2 Materials and methods
2.1 Sampling and pretreatment
Samples were taken from 12 stations throughout the summer of 2021–2023 (June–August) from the surface seawater of YSB in the Yellow Sea, China (Figure 1). When collecting water samples, GEOTRACES manual cleaning protocols are meticulously followed. Before sampling, all vessels underwent a pre-cleaning procedure that was adjusted from the cleaning method used by Li et al. (2015a) and Lu et al. (2020). All utensils were washed three times in ultra-pure water (18.2 MΩ-cm) and 10% Decon 90™ detergent (v/v) before being submerged in 10% HNO3 and 10% HCl for 48 hours. They were then dried on a dry bench and bagged for subsequent use. Sub-boiling distillation equipment was used to pretreat all acids and ensure that they were nutrient and trace-metal grade. The remains were pure-grade reagents. Following Lu et al. (2020) guidelines, the specified sample procedure was conducted. The surface water samples (1L, 1m deep) were collected in a low-density polyethylene bottle (Nalgene™, Thermo Fisher Scientific Inc.) after being filtered with a 0.45 μm AcroPak® filter (Pall Corporation, USA). Metals that are biologically and inorganically bonded are released because of the acidification of filtered water samples. Therefore, some samples for total dissolved metals were acidified to pH< 2 with high-purity HNO3 in a clean container and kept at 4°C until testing. The remaining samples were not acidified, and they were kept at -20°C until they were evaluated for nutrients and other physiological parameters. In addition, the COD concentration was measured using the titrimetric method.

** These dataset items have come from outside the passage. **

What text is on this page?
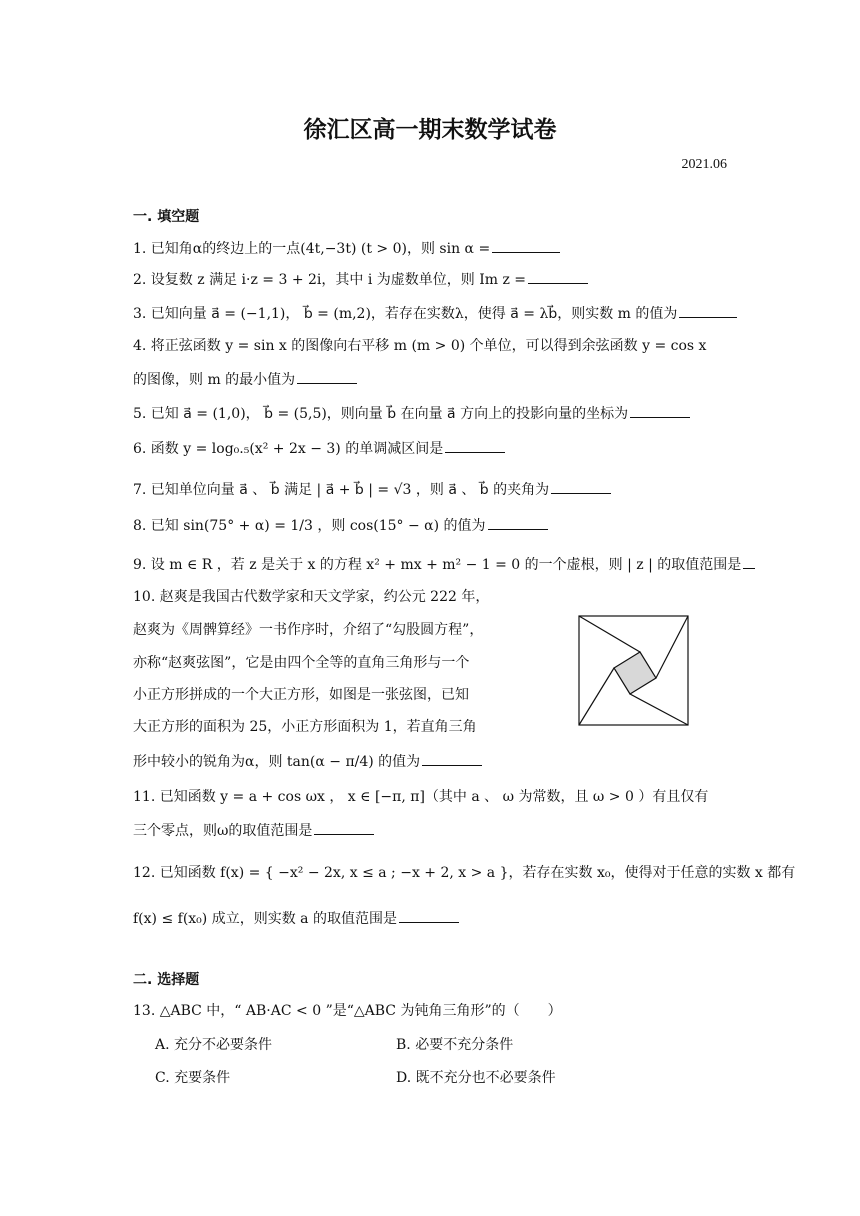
徐汇区高一期末数学试卷
2021.06
一. 填空题
1. 已知角α的终边上的一点(4t,−3t) (t > 0)，则 sin α =
2. 设复数 z 满足 i·z = 3 + 2i，其中 i 为虚数单位，则 Im z =
3. 已知向量 a⃗ = (−1,1)， b⃗ = (m,2)，若存在实数λ，使得 a⃗ = λb⃗，则实数 m 的值为
4. 将正弦函数 y = sin x 的图像向右平移 m (m > 0) 个单位，可以得到余弦函数 y = cos x
的图像，则 m 的最小值为
5. 已知 a⃗ = (1,0)， b⃗ = (5,5)，则向量 b⃗ 在向量 a⃗ 方向上的投影向量的坐标为
6. 函数 y = log₀.₅(x² + 2x − 3) 的单调减区间是
7. 已知单位向量 a⃗ 、 b⃗ 满足 | a⃗ + b⃗ | = √3 ，则 a⃗ 、 b⃗ 的夹角为
8. 已知 sin(75° + α) = 1/3 ，则 cos(15° − α) 的值为
9. 设 m ∈ R ，若 z 是关于 x 的方程 x² + mx + m² − 1 = 0 的一个虚根，则 | z | 的取值范围是
10. 赵爽是我国古代数学家和天文学家，约公元 222 年，
赵爽为《周髀算经》一书作序时，介绍了“勾股圆方程”，
亦称“赵爽弦图”，它是由四个全等的直角三角形与一个
小正方形拼成的一个大正方形，如图是一张弦图，已知
大正方形的面积为 25，小正方形面积为 1，若直角三角
形中较小的锐角为α，则 tan(α − π/4) 的值为
11. 已知函数 y = a + cos ωx ， x ∈ [−π, π]（其中 a 、 ω 为常数，且 ω > 0 ）有且仅有
三个零点，则ω的取值范围是
12. 已知函数 f(x) = { −x² − 2x, x ≤ a ; −x + 2, x > a }，若存在实数 x₀，使得对于任意的实数 x 都有
f(x) ≤ f(x₀) 成立，则实数 a 的取值范围是
二. 选择题
13. △ABC 中，“ AB·AC < 0 ”是“△ABC 为钝角三角形”的（　　）
A. 充分不必要条件	B. 必要不充分条件
C. 充要条件	D. 既不充分也不必要条件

Figure 1 Map of the sampling location in the YSB with the green square marks as the sampling stations.
2.2 Sampling stations
On the eastern edge of Yantai City lies the semi-closed YSB, and for this experiment, all sample sites were placed between the latitudes of 37°26’49.44”N and 37°38’10.14”N and the longitudes of 121°24’0.00”E and 121°40’27.85”E. In Supplementary Material, Supplementary Table S1 has the specifics. Figure 1 depicts the locations of 12 sampling stations (S1–S12) of this study. These were in the port regions (S4 is close to Yantai port), nearshore areas (S1–S3, where S3 is close to the Xinan River sewage treatment plant), mariculture areas (S5, S6, S8, and S9), sewage outfall sites (S7 is close to the Zhifu Island sewage treatment plant), and offshore areas (S10–S12).
2.3 Determination of total dissolved nutrients and trace metals
The seawater samples for nutrients including nitrate (NO3-), nitrite (NO2-), ammonium (NH4+), phosphate (PO43-), and dissolved silicate (DSi) were processed and examined by flow injection analysis (QuAAtro, SEAL Analytical, Germany) (Liu et al., 2019) and the processing schematic view is presented in Supplementary Figure S1. The limits of detection were 0.02, 0.008, 0.03, 0.01, and 0.02 μmol/L for NO3-, NO2-, NH4+, PO43-, and DSi, respectively (Sun et al., 2022). The concentrations of total dissolved nitrogen (TDN) were calculated as the sum of NO3-, NO2-, and NH4+.
The concentrations of dissolved trace metals (Fe, Mn, Cu, and Zn) were assessed using an inductively coupled plasma mass spectrometer (ICP-MS, NEXION 1000G, PerkinElmer® USA) (Lu et al., 2020; Liang et al., 2022) and the pre-processing of metal detection was done using ELSpe-2 PreCon Automatic Desalting Separation and Enrichment System (Guangzhou Prin-Cen Scientific Limited, China). The flow diagram in Supplementary Figure S2 shows the trace metals analysis process using ICP-MS. To ensure the precision of the succeeding experimental approaches, the ICP-MS method was validated. By detecting diluted 0.5 percent HNO3 10 times with ultra-pure water, the ICP-MS technique blanks were calculated. The accuracy of the experimental detection method was confirmed which displayed the limit of detection (LOD) as 0.1, 0.909, 0.008, 0.018 µg/L and the limit of quantification (LOQ) as 0.027, 0.746, 0.032, 0.172 µg/L for Fe, Mn, Cu, and Zn, respectively, alongside the linear correlations (R2 = 0.999). The high R2 values and low LOD and LOQ for the analyzed elements underscore the precision and reliability of the detection technique employed in the study.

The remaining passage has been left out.